The Chin’ono case has a higher profile. Chin’ono is an award-winning journalist, with associations at top institutions of learning, such as Harvard. It is meant to send a strong authoritarian message to all social media users. The aim is to intimidate and force citizens into submission. It is designed to get people to police themselves on social media. This includes censoring not only what others say on social media but also what they say. It represents a massive curtailing of free speech. The regime knows it has little power over social media, but jailing a few prominent users will serve as an example to others. That way it controls social media activity by having the power of arrest as the sword of Damocles hanging over each user’s head. 

“Agreeable history”

This week, the regime announced that it will be crafting a law to criminalise what it calls “campaigning against one’s country”. This vague statement is an ominous warning to Zimbabweans that the authoritarian regime is strengthening its apparatus of control and repression. It’s another measure to clamp down on free speech. The regime also wants to control historical narratives. It resolved that “historians will be resourced to document storylines that reframe and capture agreeable narratives about Zimbabwe’s history”. 

The notion of “agreeable history” is, of course, partisan nonsense. No self-respecting historian would submit themselves to write so-called “agreeable narratives” of history which are likely to whitewash the atrocious activities of the regime.This is a regime that is keen to re-write history in its favour. 

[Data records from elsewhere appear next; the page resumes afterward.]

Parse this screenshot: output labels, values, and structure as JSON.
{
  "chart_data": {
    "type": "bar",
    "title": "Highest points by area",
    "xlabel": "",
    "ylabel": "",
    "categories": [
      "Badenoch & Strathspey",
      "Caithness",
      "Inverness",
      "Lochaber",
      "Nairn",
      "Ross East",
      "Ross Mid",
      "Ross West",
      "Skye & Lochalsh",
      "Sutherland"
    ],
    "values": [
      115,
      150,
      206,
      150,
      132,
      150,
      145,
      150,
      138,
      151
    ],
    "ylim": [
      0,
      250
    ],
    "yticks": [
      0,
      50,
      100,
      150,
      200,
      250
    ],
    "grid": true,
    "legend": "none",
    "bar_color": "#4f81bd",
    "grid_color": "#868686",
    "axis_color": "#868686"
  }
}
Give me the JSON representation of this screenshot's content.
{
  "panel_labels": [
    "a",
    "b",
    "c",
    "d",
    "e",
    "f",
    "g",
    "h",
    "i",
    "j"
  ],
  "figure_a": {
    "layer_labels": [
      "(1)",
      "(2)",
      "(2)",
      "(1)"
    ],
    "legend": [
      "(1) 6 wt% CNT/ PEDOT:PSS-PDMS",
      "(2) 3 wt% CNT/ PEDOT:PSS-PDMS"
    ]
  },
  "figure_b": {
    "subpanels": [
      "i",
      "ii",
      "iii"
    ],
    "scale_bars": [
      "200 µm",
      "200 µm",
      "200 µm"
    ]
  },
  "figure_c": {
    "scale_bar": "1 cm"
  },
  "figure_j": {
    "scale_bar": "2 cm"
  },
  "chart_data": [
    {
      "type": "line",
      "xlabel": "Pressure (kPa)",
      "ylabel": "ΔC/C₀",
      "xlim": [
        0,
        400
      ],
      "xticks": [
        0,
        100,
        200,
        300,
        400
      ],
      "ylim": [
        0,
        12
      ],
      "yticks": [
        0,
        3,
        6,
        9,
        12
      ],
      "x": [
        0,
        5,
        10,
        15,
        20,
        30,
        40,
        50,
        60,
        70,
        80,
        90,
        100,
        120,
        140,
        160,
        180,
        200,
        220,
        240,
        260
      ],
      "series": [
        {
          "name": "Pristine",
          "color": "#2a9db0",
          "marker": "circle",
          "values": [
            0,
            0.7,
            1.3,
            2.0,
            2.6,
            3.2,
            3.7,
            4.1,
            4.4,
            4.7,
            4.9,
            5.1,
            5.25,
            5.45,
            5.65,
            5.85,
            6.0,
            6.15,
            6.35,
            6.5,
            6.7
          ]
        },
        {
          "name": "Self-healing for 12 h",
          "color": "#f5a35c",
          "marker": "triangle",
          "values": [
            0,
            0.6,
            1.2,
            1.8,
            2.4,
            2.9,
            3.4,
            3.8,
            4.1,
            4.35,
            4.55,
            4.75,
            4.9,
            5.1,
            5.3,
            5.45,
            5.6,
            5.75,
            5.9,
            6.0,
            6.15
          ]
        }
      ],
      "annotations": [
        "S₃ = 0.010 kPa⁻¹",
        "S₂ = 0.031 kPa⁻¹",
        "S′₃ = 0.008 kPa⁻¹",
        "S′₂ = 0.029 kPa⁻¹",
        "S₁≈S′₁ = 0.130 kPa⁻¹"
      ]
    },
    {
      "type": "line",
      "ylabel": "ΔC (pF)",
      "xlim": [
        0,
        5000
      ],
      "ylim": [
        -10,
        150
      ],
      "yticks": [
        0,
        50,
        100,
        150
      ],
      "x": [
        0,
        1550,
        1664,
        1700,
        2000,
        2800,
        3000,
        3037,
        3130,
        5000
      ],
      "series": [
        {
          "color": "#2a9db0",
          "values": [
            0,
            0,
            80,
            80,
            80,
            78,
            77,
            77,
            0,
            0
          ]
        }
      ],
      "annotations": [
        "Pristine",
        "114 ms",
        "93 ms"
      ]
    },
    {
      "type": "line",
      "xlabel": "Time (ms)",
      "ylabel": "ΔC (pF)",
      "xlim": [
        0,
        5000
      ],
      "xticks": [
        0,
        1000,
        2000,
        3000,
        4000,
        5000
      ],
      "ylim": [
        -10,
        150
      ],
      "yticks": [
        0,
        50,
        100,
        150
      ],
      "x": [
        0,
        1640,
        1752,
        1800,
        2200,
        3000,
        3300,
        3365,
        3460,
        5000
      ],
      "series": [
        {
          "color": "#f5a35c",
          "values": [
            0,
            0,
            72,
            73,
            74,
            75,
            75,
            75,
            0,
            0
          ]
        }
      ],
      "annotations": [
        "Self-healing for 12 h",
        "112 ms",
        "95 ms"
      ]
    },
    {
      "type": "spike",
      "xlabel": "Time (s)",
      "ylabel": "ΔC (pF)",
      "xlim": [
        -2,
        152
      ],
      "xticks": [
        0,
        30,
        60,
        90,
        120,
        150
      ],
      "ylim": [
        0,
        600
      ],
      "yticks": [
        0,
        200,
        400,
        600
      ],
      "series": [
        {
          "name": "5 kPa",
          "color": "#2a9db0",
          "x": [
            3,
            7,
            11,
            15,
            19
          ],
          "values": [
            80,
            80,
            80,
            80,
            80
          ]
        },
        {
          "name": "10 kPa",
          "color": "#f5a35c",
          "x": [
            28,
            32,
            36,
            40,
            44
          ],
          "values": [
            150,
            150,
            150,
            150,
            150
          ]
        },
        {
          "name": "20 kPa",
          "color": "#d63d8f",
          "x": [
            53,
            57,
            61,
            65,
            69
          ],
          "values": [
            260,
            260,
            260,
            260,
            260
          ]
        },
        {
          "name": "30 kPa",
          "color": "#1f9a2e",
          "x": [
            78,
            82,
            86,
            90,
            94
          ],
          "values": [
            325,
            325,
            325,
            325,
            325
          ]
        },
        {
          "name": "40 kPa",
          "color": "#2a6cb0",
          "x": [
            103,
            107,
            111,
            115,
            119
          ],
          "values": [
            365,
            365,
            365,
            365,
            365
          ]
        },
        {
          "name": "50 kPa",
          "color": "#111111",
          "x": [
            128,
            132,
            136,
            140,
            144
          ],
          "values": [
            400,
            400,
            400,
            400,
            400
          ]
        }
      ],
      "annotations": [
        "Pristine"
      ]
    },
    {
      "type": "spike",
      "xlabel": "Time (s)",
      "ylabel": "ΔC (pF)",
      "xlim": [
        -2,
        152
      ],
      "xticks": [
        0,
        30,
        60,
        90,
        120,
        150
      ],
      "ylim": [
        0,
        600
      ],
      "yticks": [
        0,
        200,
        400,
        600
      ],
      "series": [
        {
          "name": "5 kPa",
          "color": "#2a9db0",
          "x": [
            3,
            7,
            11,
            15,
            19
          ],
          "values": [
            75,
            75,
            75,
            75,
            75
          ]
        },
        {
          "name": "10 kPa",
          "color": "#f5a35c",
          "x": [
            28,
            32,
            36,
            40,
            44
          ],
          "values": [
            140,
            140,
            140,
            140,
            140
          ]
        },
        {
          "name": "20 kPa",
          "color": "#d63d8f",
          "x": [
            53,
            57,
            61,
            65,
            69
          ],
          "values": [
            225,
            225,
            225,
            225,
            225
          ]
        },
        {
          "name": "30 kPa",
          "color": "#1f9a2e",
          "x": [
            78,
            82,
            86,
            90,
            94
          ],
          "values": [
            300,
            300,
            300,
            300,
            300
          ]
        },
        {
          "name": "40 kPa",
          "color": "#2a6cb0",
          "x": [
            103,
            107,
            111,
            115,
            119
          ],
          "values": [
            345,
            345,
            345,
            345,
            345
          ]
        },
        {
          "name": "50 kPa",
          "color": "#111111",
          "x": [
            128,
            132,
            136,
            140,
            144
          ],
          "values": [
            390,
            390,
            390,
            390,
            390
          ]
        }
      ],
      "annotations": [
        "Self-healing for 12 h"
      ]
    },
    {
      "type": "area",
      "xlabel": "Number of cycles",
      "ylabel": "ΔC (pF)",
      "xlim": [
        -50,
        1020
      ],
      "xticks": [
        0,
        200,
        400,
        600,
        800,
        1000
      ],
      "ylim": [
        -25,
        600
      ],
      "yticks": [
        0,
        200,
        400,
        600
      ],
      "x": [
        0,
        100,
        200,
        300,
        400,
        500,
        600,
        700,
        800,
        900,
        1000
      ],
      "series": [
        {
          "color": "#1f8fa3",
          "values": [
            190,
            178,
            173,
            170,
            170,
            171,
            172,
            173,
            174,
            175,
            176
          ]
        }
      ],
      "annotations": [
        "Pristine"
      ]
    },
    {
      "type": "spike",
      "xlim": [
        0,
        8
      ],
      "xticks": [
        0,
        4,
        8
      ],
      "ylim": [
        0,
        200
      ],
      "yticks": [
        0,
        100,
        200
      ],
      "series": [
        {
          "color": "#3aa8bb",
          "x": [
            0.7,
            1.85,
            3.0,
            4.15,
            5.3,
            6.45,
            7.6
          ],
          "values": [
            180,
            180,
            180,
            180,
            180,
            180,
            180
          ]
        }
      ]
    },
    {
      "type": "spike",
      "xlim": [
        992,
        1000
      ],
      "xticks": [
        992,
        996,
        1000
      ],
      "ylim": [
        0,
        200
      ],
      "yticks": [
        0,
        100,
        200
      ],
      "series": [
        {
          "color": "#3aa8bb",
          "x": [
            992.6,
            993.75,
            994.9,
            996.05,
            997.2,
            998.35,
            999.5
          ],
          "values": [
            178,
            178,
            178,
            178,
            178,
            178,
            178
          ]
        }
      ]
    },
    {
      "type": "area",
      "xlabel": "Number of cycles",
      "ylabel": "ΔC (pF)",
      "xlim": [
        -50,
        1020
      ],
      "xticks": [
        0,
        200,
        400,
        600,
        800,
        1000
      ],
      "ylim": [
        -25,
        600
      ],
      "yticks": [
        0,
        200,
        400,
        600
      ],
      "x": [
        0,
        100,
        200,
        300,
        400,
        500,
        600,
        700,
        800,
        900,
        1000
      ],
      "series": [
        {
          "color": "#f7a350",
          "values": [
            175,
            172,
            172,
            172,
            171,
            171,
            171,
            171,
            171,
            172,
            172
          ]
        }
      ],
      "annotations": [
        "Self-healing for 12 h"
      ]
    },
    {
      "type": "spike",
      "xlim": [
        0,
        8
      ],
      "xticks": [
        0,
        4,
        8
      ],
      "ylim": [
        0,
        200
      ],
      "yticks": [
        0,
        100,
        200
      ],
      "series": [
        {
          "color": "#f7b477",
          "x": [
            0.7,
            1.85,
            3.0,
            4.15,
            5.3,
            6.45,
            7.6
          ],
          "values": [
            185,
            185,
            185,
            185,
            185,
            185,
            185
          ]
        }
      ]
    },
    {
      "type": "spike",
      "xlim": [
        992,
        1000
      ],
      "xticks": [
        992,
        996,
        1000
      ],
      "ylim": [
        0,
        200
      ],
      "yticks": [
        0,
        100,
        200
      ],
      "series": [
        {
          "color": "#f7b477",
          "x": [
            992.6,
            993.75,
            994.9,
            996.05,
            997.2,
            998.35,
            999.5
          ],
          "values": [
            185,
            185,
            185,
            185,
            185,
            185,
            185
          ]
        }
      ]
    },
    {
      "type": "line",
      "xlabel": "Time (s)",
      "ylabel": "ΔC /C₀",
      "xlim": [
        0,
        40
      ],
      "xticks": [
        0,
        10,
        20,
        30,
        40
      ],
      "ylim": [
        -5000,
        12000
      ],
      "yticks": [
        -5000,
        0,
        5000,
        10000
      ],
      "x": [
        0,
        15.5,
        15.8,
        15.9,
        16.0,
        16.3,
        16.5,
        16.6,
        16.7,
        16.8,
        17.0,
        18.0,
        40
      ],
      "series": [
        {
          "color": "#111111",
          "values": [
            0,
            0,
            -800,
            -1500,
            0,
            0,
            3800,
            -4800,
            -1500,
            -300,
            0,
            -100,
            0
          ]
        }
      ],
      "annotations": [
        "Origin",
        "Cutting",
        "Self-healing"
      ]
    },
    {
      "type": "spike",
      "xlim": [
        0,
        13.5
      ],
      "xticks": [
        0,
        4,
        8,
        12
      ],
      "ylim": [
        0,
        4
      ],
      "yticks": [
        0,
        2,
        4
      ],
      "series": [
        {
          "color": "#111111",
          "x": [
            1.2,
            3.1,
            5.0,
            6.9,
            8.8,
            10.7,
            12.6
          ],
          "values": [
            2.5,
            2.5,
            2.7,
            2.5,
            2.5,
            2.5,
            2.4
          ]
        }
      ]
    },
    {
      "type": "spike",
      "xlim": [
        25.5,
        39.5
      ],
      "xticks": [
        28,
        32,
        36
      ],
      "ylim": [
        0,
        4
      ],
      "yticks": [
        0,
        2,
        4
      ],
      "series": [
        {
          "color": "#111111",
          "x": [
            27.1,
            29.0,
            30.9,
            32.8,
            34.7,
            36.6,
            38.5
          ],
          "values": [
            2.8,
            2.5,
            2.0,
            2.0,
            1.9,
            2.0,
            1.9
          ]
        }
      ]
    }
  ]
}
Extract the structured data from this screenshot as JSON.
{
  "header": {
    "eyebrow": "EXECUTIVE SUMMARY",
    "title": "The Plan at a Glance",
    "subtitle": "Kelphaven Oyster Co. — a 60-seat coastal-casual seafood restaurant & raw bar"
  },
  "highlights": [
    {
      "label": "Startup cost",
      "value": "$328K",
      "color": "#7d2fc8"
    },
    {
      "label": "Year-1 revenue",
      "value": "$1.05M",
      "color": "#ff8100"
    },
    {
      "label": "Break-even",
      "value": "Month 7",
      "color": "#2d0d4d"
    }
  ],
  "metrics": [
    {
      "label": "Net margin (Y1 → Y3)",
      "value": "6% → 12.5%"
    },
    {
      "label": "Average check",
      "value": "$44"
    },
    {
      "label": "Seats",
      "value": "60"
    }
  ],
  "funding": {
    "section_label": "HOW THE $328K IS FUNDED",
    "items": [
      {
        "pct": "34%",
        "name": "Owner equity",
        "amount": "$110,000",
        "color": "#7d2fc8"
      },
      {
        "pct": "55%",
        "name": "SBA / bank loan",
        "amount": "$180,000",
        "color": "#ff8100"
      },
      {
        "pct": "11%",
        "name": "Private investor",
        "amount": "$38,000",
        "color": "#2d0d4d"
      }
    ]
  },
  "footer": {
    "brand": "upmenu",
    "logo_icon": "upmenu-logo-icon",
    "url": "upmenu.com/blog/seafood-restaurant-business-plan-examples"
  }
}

But all this shows a regime that has a pathological desire to control the flow of information and citizens’ right to free speech.  

In a normal democracy, if a person is arrested they can expect to go to a court of law, where their rights will be determined. If they are being unlawfully persecuted, they can be confident that they will find protection in the courts. This is because courts are expected to be independent and fair-minded. They apply the rule of law and ensure that individual rights are safeguarded. The polar opposite happens in an authoritarian environment. The persecuted have no place of refuge in their own country. The only way to avoid jail is to flee.